Moroccan businessman (1955)

Abdeslam Ahizoune (born 20 April 1955 in Tiflet, Morocco) is a Moroccan businessman. He was the chairman of the management board of Maroc Telecom from 2001 to February 2025, when he was replaced by Mohamed Benchaaboun. He was also the former chief executive officer of the same firm, which is the main Moroccan telecommunications company.

== Education ==
Ahizoune was born on 20 April 1955 in Tiflet, located about 60 km from Rabat, to a landowning Berber family. His father Aïssa Ahizoune was a notable of the Khessasna tribe. He started his studies at Collège Ibn Ajroum. In 1972 he received a baccalaureate in mathematics, and in 1977 earned an engineering diploma from Télécom Paris.

== Career ==

Upon graduation, Ahizoune joined the National Posts and Telecommunication Board (ONPT) where he held multiple positions. From 1983 to 1992, he was director of telecommunications in the Ministry of Post and Telecommunications. In 1992 he was appointed the Minister of Post and Telecommunications and held the office until 1995, also he served as director general of the ONPT until 1997. On October 13, 1997, Ahzoune returned to the ministry as the Minister of Telecommunication and remained in office for nearly eight months.

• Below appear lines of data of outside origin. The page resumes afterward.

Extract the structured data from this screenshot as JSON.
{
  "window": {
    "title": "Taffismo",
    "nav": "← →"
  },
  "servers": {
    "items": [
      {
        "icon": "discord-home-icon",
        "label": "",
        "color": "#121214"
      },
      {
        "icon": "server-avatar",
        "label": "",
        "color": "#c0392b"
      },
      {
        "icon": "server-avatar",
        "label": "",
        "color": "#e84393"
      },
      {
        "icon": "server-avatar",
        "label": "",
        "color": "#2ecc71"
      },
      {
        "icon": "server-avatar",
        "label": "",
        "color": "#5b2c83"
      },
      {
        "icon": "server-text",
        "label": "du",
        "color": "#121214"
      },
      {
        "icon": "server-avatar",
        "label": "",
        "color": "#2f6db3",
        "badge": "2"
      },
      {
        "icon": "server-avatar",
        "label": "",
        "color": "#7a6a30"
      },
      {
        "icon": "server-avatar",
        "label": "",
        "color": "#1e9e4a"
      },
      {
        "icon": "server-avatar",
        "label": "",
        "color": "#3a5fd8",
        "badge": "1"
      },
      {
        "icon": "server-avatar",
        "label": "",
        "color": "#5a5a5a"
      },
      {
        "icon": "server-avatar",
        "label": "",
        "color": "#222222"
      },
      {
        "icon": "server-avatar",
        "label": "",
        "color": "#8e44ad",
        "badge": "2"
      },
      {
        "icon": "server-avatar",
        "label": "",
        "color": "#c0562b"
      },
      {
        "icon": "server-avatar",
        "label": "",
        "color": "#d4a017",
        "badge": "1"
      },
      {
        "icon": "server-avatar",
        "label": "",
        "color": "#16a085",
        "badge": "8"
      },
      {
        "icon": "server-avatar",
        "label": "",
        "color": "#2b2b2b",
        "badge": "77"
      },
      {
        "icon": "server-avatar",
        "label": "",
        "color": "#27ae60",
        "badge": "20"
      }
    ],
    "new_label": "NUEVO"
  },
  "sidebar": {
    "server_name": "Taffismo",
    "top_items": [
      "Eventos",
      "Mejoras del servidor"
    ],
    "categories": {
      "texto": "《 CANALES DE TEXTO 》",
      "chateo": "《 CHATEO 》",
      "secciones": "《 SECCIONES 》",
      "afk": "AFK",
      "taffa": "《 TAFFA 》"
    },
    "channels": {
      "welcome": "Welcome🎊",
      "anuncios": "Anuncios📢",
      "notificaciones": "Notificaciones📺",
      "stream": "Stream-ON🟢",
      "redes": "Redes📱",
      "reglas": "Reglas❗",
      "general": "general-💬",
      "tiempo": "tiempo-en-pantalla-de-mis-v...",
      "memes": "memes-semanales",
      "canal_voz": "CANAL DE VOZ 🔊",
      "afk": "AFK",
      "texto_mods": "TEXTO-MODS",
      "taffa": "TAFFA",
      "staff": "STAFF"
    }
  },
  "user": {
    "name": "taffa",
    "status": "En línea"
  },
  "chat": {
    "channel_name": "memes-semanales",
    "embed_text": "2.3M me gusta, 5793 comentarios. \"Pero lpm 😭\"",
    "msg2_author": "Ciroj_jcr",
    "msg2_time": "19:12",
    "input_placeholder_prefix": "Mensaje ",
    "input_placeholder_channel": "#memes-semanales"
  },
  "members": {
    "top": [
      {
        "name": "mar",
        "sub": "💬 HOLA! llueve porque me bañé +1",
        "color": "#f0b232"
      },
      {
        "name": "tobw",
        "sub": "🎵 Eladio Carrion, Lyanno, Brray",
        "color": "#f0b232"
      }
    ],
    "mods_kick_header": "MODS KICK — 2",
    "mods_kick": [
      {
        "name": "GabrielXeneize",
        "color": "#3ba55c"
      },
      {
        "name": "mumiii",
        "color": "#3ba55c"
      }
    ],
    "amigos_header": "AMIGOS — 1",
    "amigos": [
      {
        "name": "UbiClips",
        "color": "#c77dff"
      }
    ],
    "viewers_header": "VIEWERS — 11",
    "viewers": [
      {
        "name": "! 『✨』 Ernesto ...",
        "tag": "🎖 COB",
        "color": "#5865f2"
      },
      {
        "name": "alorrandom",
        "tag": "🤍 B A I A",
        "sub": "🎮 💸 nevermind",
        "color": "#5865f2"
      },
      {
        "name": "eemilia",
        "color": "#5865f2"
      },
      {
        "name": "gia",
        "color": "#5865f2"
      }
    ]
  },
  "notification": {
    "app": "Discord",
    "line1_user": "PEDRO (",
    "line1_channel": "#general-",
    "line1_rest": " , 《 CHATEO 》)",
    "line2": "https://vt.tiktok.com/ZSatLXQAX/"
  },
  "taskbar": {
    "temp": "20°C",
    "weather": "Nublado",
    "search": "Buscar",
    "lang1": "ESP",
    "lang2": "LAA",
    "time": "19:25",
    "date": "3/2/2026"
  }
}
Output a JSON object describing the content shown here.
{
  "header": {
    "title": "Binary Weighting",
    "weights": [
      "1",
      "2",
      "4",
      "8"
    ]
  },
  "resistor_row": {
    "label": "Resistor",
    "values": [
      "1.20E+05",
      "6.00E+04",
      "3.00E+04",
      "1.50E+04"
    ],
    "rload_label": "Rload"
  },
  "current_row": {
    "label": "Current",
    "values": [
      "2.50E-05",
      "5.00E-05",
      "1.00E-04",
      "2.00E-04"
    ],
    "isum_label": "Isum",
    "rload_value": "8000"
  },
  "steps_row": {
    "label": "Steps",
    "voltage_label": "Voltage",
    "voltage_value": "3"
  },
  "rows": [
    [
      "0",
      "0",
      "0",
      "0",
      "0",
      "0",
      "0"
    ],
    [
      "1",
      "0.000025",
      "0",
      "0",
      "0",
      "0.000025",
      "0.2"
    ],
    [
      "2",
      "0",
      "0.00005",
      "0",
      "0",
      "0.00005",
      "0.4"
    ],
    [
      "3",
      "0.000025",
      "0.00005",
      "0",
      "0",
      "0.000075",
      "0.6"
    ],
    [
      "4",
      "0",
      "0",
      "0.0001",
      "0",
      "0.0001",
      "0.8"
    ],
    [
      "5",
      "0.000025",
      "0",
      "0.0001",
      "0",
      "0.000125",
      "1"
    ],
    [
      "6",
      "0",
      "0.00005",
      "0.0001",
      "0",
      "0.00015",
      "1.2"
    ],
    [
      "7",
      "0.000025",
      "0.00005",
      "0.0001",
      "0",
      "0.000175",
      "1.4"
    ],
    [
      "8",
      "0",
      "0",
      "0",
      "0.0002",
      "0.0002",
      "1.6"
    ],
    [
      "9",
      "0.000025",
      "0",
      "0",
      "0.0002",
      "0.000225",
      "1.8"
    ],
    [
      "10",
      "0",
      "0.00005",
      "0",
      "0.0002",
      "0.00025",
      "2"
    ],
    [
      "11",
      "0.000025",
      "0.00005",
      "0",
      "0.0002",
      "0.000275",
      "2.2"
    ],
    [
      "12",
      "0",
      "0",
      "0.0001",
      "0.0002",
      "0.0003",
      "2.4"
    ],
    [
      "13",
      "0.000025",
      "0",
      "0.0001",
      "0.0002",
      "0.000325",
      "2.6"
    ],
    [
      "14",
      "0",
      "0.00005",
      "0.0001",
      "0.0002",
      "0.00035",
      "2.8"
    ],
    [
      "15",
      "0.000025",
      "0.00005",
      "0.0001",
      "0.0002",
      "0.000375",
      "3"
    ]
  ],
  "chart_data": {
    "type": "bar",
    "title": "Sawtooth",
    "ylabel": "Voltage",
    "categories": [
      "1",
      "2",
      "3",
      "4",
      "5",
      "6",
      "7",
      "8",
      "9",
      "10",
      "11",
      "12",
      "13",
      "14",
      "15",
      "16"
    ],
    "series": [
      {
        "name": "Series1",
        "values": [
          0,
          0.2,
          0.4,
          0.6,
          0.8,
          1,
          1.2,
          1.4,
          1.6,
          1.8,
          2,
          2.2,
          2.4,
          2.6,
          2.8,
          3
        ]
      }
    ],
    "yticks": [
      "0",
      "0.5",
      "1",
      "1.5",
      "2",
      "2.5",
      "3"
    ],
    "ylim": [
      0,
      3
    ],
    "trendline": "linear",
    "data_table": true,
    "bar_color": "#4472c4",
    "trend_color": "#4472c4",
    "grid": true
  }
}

In 1999, the ONPT was divided into two separate entities: Post Maroc and Maroc Telecom, the latter became a public limited company and the government had full ownership. From 1999 until 2001, he was a general manager at Maroc Telecom. In 2001, Ahizoune was appointed CEO, the year Vivendi acquired Maroc Telecom, then in addition to his new position, he was named the chairman of the management board of Vivendi, as well as being the chairman of Mobisud (a subsidiary of Vivendi). He was a member of the management board of Vivendi from April 2005 to June 2012. Under his mandate, Maroc Telecom witnessed continuous development, took majority stake in different companies, including Mauritania-based Mauritel, Gabon-based Gabon Telecom, and Mali-based Sotelma. The revenue of the company jumped from 3.8 billion dirhams in 2001 to 29.9 billion dirhams in 2012.

Ahizoune was the CEO and Chairman of Medi1 TV.

Since December 2006, Ahizoune has been the president of the Royal Moroccan Athletics Federation (FRMA), Morocco's athletics governing body. Ahizoune is a member of Royal Institute of Amazigh Culture.

Since 2008, Ahizoune has been Moroccan Association of Telecom Professionals (MATI).

In 2017, he was awarded the Prix de reconnaissance de la culture amazighe by the Royal Institute of Amazigh Culture.